Betty menegaskan, mereka tidak memiliki kepentingan politik karena bukan kader partai.

Ronald
Oleh Ronald - Reporter
Jubir Pansel KPK: Presiden sebenarnya tidak sengaja memilih kita
Betty Alisyahbana. ©alsi-itb.org

Presiden Joko Widodo telah memilih sembilan orang perempuan menjadi panitia seleksi calon pimpinan Komisi Pemberantasan Korupsi (KPK). Juru bicara pansel KPK, Betty Alisjahbana mengatakan, Presiden Jokowi sesungguhnya tidak sengaja memilih 9 perempuan menjadi pansel KPK."Presiden sebenarnya tidak sengaja memilih kita semua (perempuan semua).

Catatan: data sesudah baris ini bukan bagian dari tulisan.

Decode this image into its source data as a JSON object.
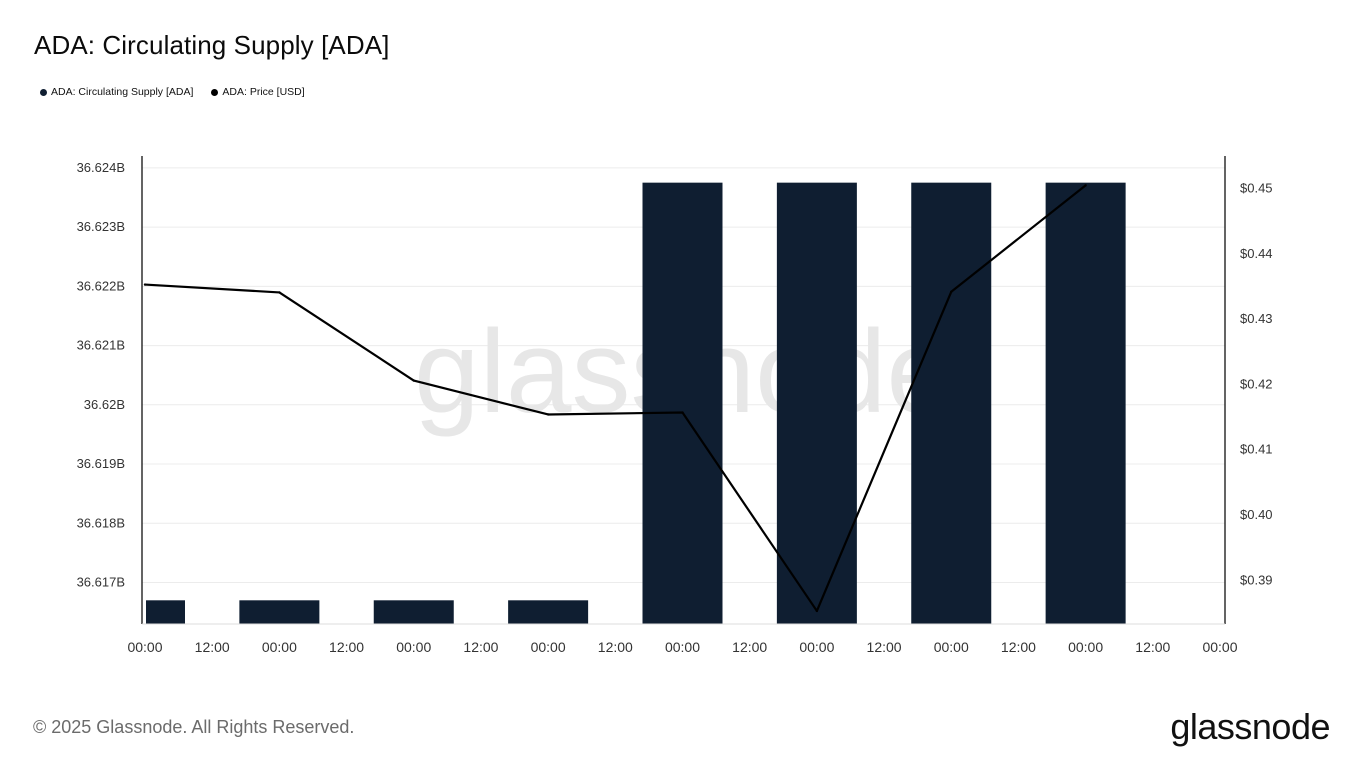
{
  "title": "ADA: Circulating Supply [ADA]",
  "legend": [
    {
      "label": "ADA: Circulating Supply [ADA]",
      "color": "#0f1e31"
    },
    {
      "label": "ADA: Price [USD]",
      "color": "#000000"
    }
  ],
  "watermark": "glassnode",
  "footer": {
    "copyright": "© 2025 Glassnode. All Rights Reserved.",
    "logo": "glassnode"
  },
  "chart_data": {
    "type": "bar+line",
    "x_tick_labels": [
      "00:00",
      "12:00",
      "00:00",
      "12:00",
      "00:00",
      "12:00",
      "00:00",
      "12:00",
      "00:00",
      "12:00",
      "00:00",
      "12:00",
      "00:00",
      "12:00",
      "00:00",
      "12:00",
      "00:00"
    ],
    "y_left": {
      "label": "",
      "ticks": [
        36.617,
        36.618,
        36.619,
        36.62,
        36.621,
        36.622,
        36.623,
        36.624
      ],
      "tick_labels": [
        "36.617B",
        "36.618B",
        "36.619B",
        "36.62B",
        "36.621B",
        "36.622B",
        "36.623B",
        "36.624B"
      ],
      "range": [
        36.6163,
        36.6242
      ]
    },
    "y_right": {
      "label": "",
      "ticks": [
        0.39,
        0.4,
        0.41,
        0.42,
        0.43,
        0.44,
        0.45
      ],
      "tick_labels": [
        "$0.39",
        "$0.40",
        "$0.41",
        "$0.42",
        "$0.43",
        "$0.44",
        "$0.45"
      ],
      "range": [
        0.3833,
        0.455
      ]
    },
    "series": [
      {
        "name": "ADA: Circulating Supply [ADA]",
        "type": "bar",
        "color": "#0f1e31",
        "unit": "B ADA",
        "points": [
          {
            "x": 0,
            "value": 36.6167
          },
          {
            "x": 1,
            "value": 36.6167
          },
          {
            "x": 2,
            "value": 36.6167
          },
          {
            "x": 3,
            "value": 36.6167
          },
          {
            "x": 4,
            "value": 36.62375
          },
          {
            "x": 5,
            "value": 36.62375
          },
          {
            "x": 6,
            "value": 36.62375
          },
          {
            "x": 7,
            "value": 36.62375
          }
        ]
      },
      {
        "name": "ADA: Price [USD]",
        "type": "line",
        "color": "#000000",
        "axis": "right",
        "points": [
          {
            "x": 0,
            "value": 0.4353
          },
          {
            "x": 1,
            "value": 0.4341
          },
          {
            "x": 2,
            "value": 0.4206
          },
          {
            "x": 3,
            "value": 0.4154
          },
          {
            "x": 4,
            "value": 0.4157
          },
          {
            "x": 5,
            "value": 0.3853
          },
          {
            "x": 6,
            "value": 0.4342
          },
          {
            "x": 7,
            "value": 0.4505
          }
        ]
      }
    ],
    "grid": true,
    "legend_position": "top-left"
  }
}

Apa yang dilakukan merupakan independen," kata Betty Alisjahbana, dalam diskusi 'Peranan Pansel KPK Dalam Memilih Pimpinan KPK yang Berkualitas dan Berintegritas', di Coffee Institute, Senopati, Jakarta Selatan, Rabu (27/5).Betty mengatakan, 9 pansel KPK yang ada saat ini dipilih Jokowi memiliki keahlian yang berbeda-beda. Selain itu, mereka tidak memiliki kepentingan politik karena bukan kader partai."Beliau (Jokowi) ingin KPK konferensif dan beliau mengharapkan KPK ke depan yang berwibawa dan bukan hanya fokus pada penindakan tetapi fokus pada pencegahan membangun institusi yang bersih (korupsi)," tutupnya.Sebelumnya, Dengan waktu yang terbatas, pansel KPK mulai mengumumkan waktu pendaftaran bagi calon pimpinan (capim) KPK."Di dalam pengumuman ini, kita mengundang pendaftaran dari capim dengan persyaratan sesuai pasal 29 Undang-undang KPK. Kami cantumkan juga pendaftaran mulai 5 hingga 24 Juni," kata Betty Alisjahbana di Kantor Sekretariat Negara, Kompleks Istana Kepresidenan, Jakarta, Selasa (26/5).Betty menjelaskan, pansel pimpinan KPK hanya membuka waktu pendaftaran selama 14 hari kerja mulai dari pukul 09.00 WIB-16.00 WIB. Setelah itu, dokumen pendaftaran yang sudah diterima akan dilihat kelengkapannya di tahap seleksi administrasi.Calon yang hendak mendaftar bisa langsung mengirim lamaran ke Kantor Setneg atau mengirim via email. Pada tanggal 27 Juni hingga 27 Juli, pansel KPK akan memberikan kesempatan kepada masyarakat untuk menanggapi calon yang lolos seleksi administrasi. Setelah itu, calon akan mengikuti seleksi makalah dan assesment."Sampai 31 Agustus. Kita sampaikan delapan capim ke Presiden. Setelah itu presiden serahkan ke DPR," tutup Betty.